Once in Venice I ducked down an alleyway and for a while, could not find my way back through the maze of canals. And then there was that time in Athens when I was so excited to be there that I dumped my backpack in a youth hostel headed for the ancient hills, then could, not for the life of me, find my way home.
There were a couple of minutes of sheer panic, then street by street I managed to find my way back, seizing on vague landmarks like handholds on a vertical face. I was too panicked, (my passport, my money, my tickets all in my backpack at the hostel ) to abandon myself, like Socrates, to my fate.
Now days, according to an article in the Cape Times you need technology to get lost.
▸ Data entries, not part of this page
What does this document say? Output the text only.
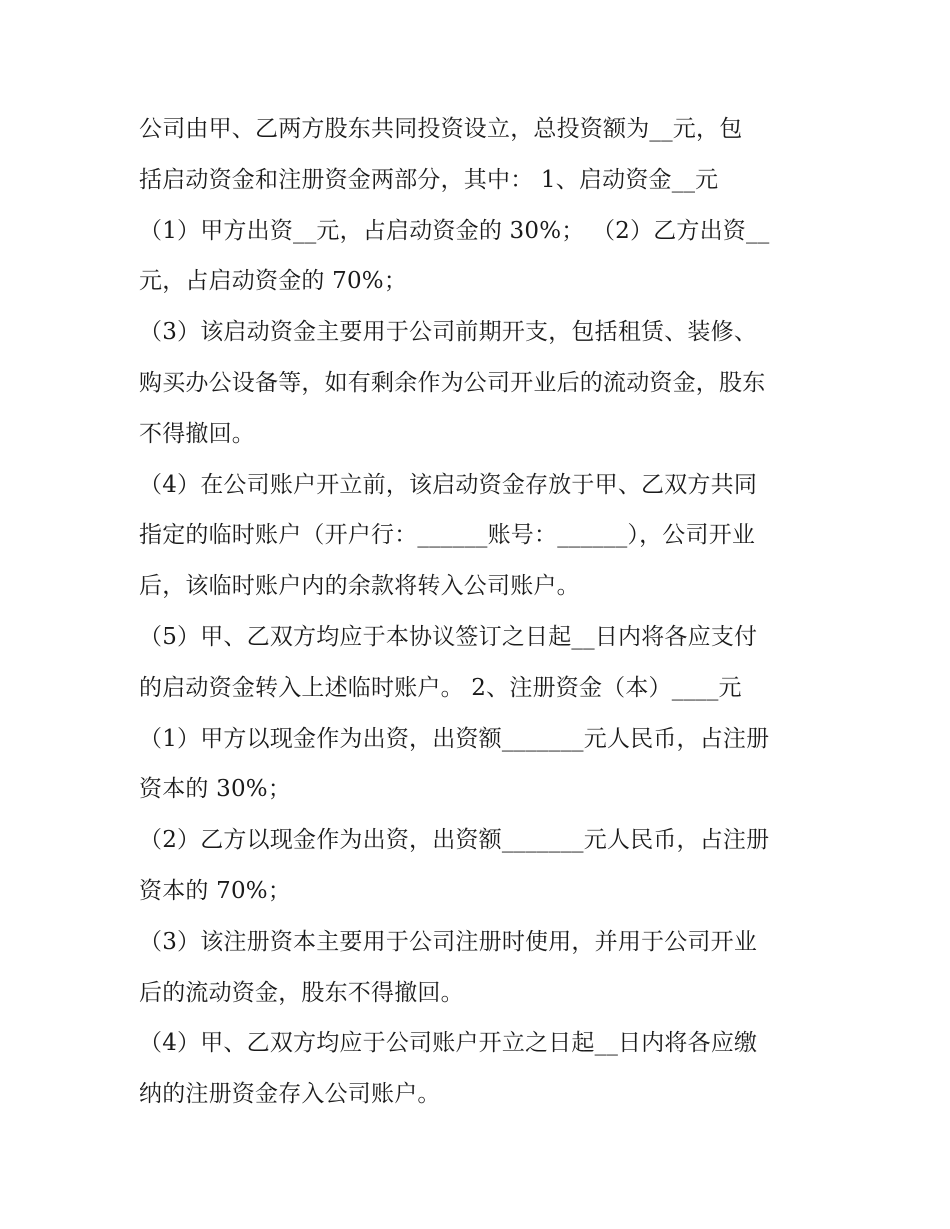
公司由甲、乙两方股东共同投资设立，总投资额为__元，包
括启动资金和注册资金两部分，其中： 1、启动资金__元
（1）甲方出资__元，占启动资金的 30%； （2）乙方出资__
元，占启动资金的 70%；
（3）该启动资金主要用于公司前期开支，包括租赁、装修、
购买办公设备等，如有剩余作为公司开业后的流动资金，股东
不得撤回。
（4）在公司账户开立前，该启动资金存放于甲、乙双方共同
指定的临时账户（开户行：______账号：______），公司开业
后，该临时账户内的余款将转入公司账户。
（5）甲、乙双方均应于本协议签订之日起__日内将各应支付
的启动资金转入上述临时账户。 2、注册资金（本）____元
（1）甲方以现金作为出资，出资额_______元人民币，占注册
资本的 30%；
（2）乙方以现金作为出资，出资额_______元人民币，占注册
资本的 70%；
（3）该注册资本主要用于公司注册时使用，并用于公司开业
后的流动资金，股东不得撤回。
（4）甲、乙双方均应于公司账户开立之日起__日内将各应缴
纳的注册资金存入公司账户。
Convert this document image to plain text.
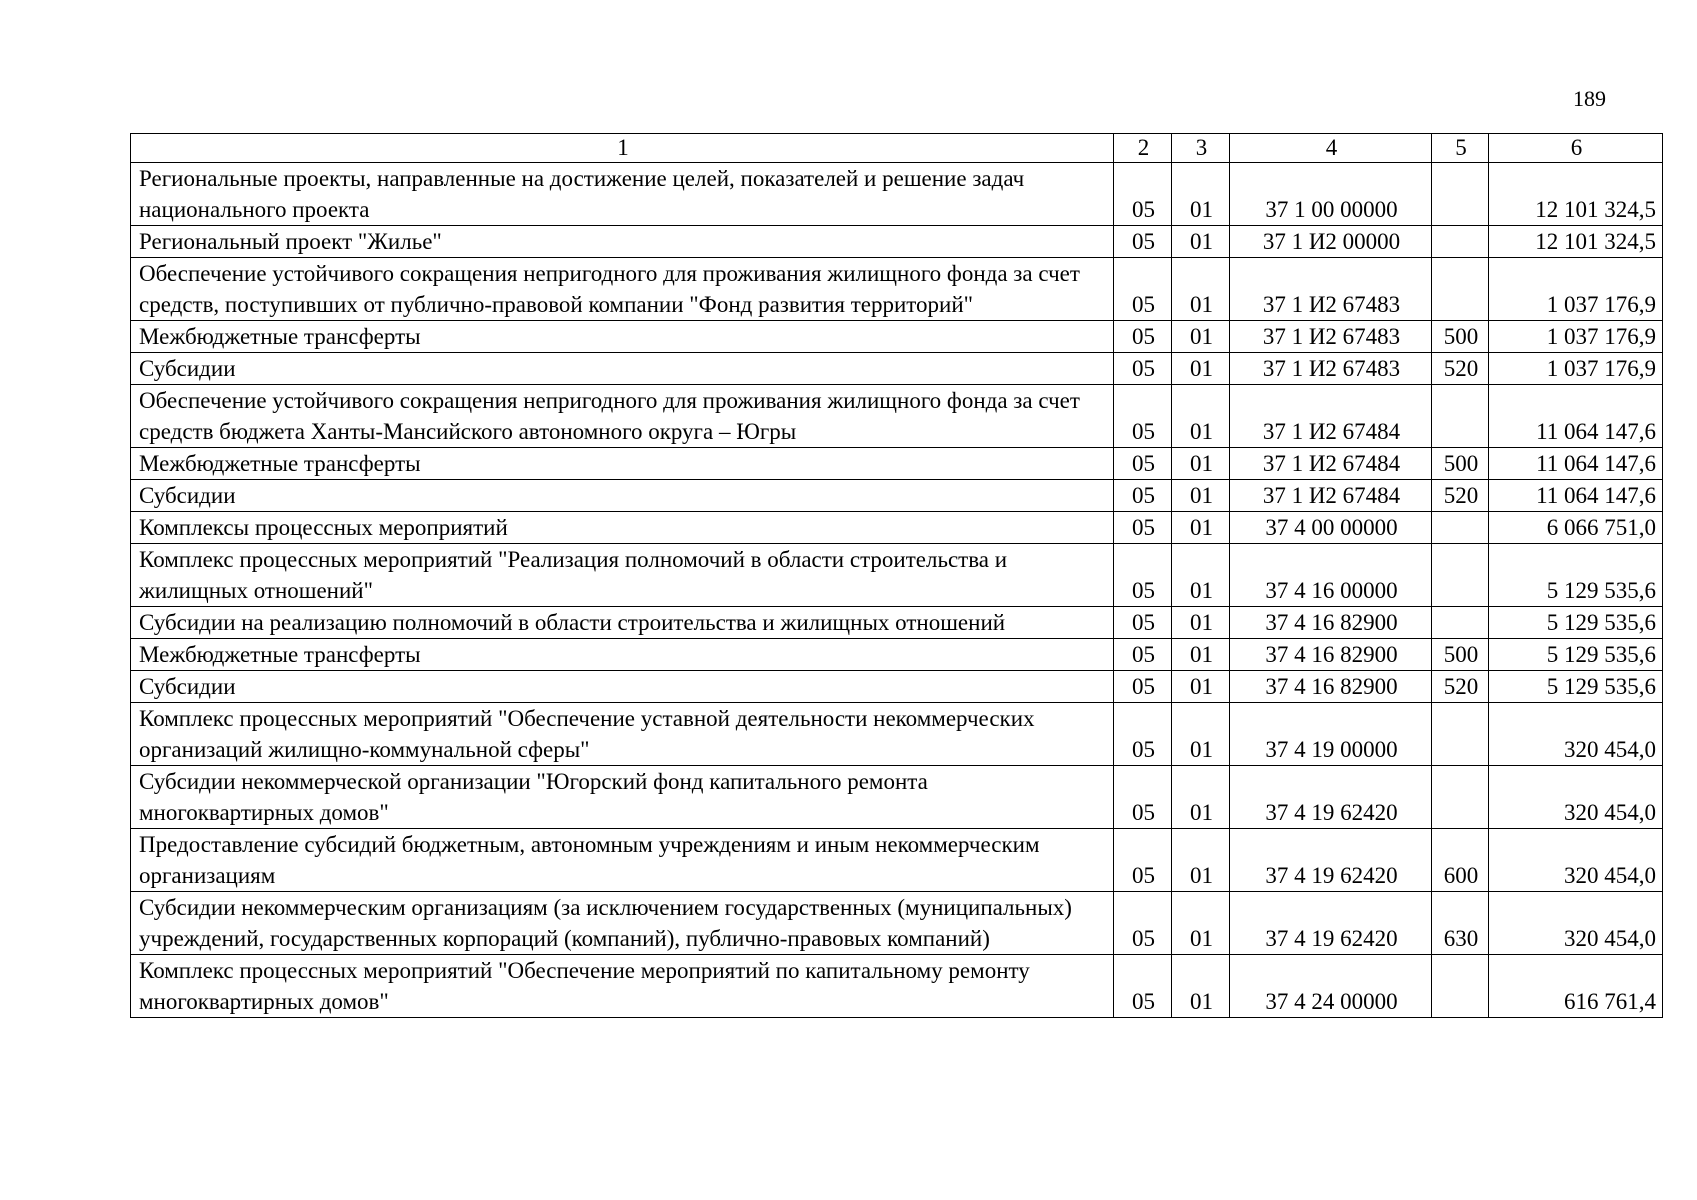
189
1	2	3	4	5	6
Региональные проекты, направленные на достижение целей, показателей и решение задач национального проекта	05	01	37 1 00 00000		12 101 324,5
Региональный проект "Жилье"	05	01	37 1 И2 00000		12 101 324,5
Обеспечение устойчивого сокращения непригодного для проживания жилищного фонда за счет средств, поступивших от публично-правовой компании "Фонд развития территорий"	05	01	37 1 И2 67483		1 037 176,9
Межбюджетные трансферты	05	01	37 1 И2 67483	500	1 037 176,9
Субсидии	05	01	37 1 И2 67483	520	1 037 176,9
Обеспечение устойчивого сокращения непригодного для проживания жилищного фонда за счет средств бюджета Ханты-Мансийского автономного округа – Югры	05	01	37 1 И2 67484		11 064 147,6
Межбюджетные трансферты	05	01	37 1 И2 67484	500	11 064 147,6
Субсидии	05	01	37 1 И2 67484	520	11 064 147,6
Комплексы процессных мероприятий	05	01	37 4 00 00000		6 066 751,0
Комплекс процессных мероприятий "Реализация полномочий в области строительства и жилищных отношений"	05	01	37 4 16 00000		5 129 535,6
Субсидии на реализацию полномочий в области строительства и жилищных отношений	05	01	37 4 16 82900		5 129 535,6
Межбюджетные трансферты	05	01	37 4 16 82900	500	5 129 535,6
Субсидии	05	01	37 4 16 82900	520	5 129 535,6
Комплекс процессных мероприятий "Обеспечение уставной деятельности некоммерческих организаций жилищно-коммунальной сферы"	05	01	37 4 19 00000		320 454,0
Субсидии некоммерческой организации "Югорский фонд капитального ремонта многоквартирных домов"	05	01	37 4 19 62420		320 454,0
Предоставление субсидий бюджетным, автономным учреждениям и иным некоммерческим организациям	05	01	37 4 19 62420	600	320 454,0
Субсидии некоммерческим организациям (за исключением государственных (муниципальных) учреждений, государственных корпораций (компаний), публично-правовых компаний)	05	01	37 4 19 62420	630	320 454,0
Комплекс процессных мероприятий "Обеспечение мероприятий по капитальному ремонту многоквартирных домов"	05	01	37 4 24 00000		616 761,4
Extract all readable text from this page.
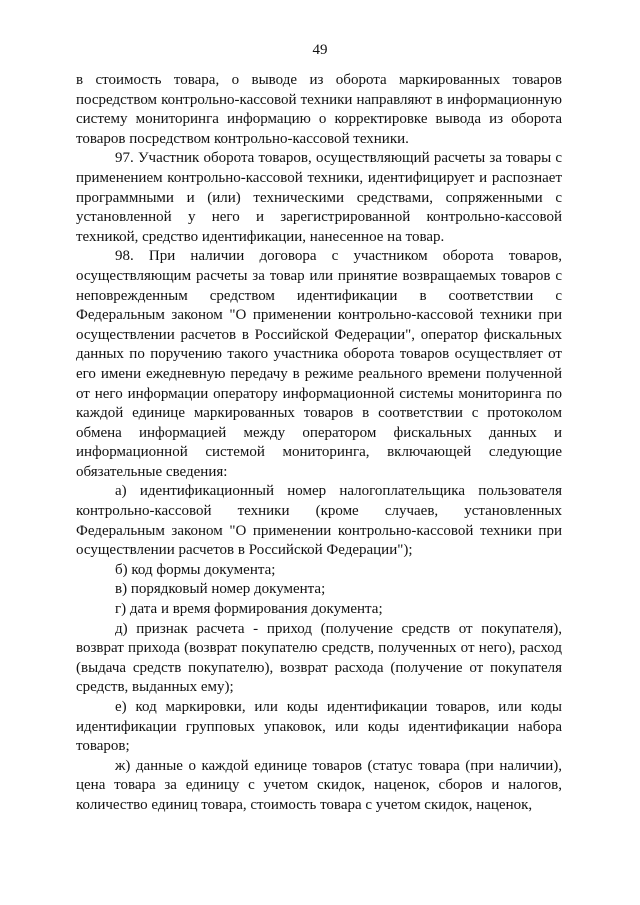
49

в стоимость товара, о выводе из оборота маркированных товаров посредством контрольно-кассовой техники направляют в информационную систему мониторинга информацию о корректировке вывода из оборота товаров посредством контрольно-кассовой техники.

97. Участник оборота товаров, осуществляющий расчеты за товары с применением контрольно-кассовой техники, идентифицирует и распознает программными и (или) техническими средствами, сопряженными с установленной у него и зарегистрированной контрольно-кассовой техникой, средство идентификации, нанесенное на товар.

98. При наличии договора с участником оборота товаров, осуществляющим расчеты за товар или принятие возвращаемых товаров с неповрежденным средством идентификации в соответствии с Федеральным законом "О применении контрольно-кассовой техники при осуществлении расчетов в Российской Федерации", оператор фискальных данных по поручению такого участника оборота товаров осуществляет от его имени ежедневную передачу в режиме реального времени полученной от него информации оператору информационной системы мониторинга по каждой единице маркированных товаров в соответствии с протоколом обмена информацией между оператором фискальных данных и информационной системой мониторинга, включающей следующие обязательные сведения:

а) идентификационный номер налогоплательщика пользователя контрольно-кассовой техники (кроме случаев, установленных Федеральным законом "О применении контрольно-кассовой техники при осуществлении расчетов в Российской Федерации");

б) код формы документа;

в) порядковый номер документа;

г) дата и время формирования документа;

д) признак расчета - приход (получение средств от покупателя), возврат прихода (возврат покупателю средств, полученных от него), расход (выдача средств покупателю), возврат расхода (получение от покупателя средств, выданных ему);

е) код маркировки, или коды идентификации товаров, или коды идентификации групповых упаковок, или коды идентификации набора товаров;

ж) данные о каждой единице товаров (статус товара (при наличии), цена товара за единицу с учетом скидок, наценок, сборов и налогов, количество единиц товара, стоимость товара с учетом скидок, наценок,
All you have to do, apparently, is be Swedish and type Carpi instead of Capri into your GPS and travel on oblivious. But that not it. Perhaps abandonment, rather than lost is the term I ought to use.
Those who abandon themselves to life, thrilling to the living of it, are those who thrive while those of us who are content to be found standing at the sidelines watching, are voyeurs each one, living our lives vicariously. Why else the crowds drawn to the gladiators, to the bullfights to the rugby, to rock concerts, or staring up at a man on a wire dancing between twin towers a mile high while New York stretches and yawns at dawn.
Is it because we thrive on how they abandon themselves, thrill at how they are totally lost in what they are doing to the exclusion of everything else; abandoned to life itself? Maybe. So then get lost!
* I have been rover, I have walked alone, and hiked a hundred highways credit Frank Sinatra, Love’s Been Good To Me.”
This column appeared in the Cape Times on 3 August 2009.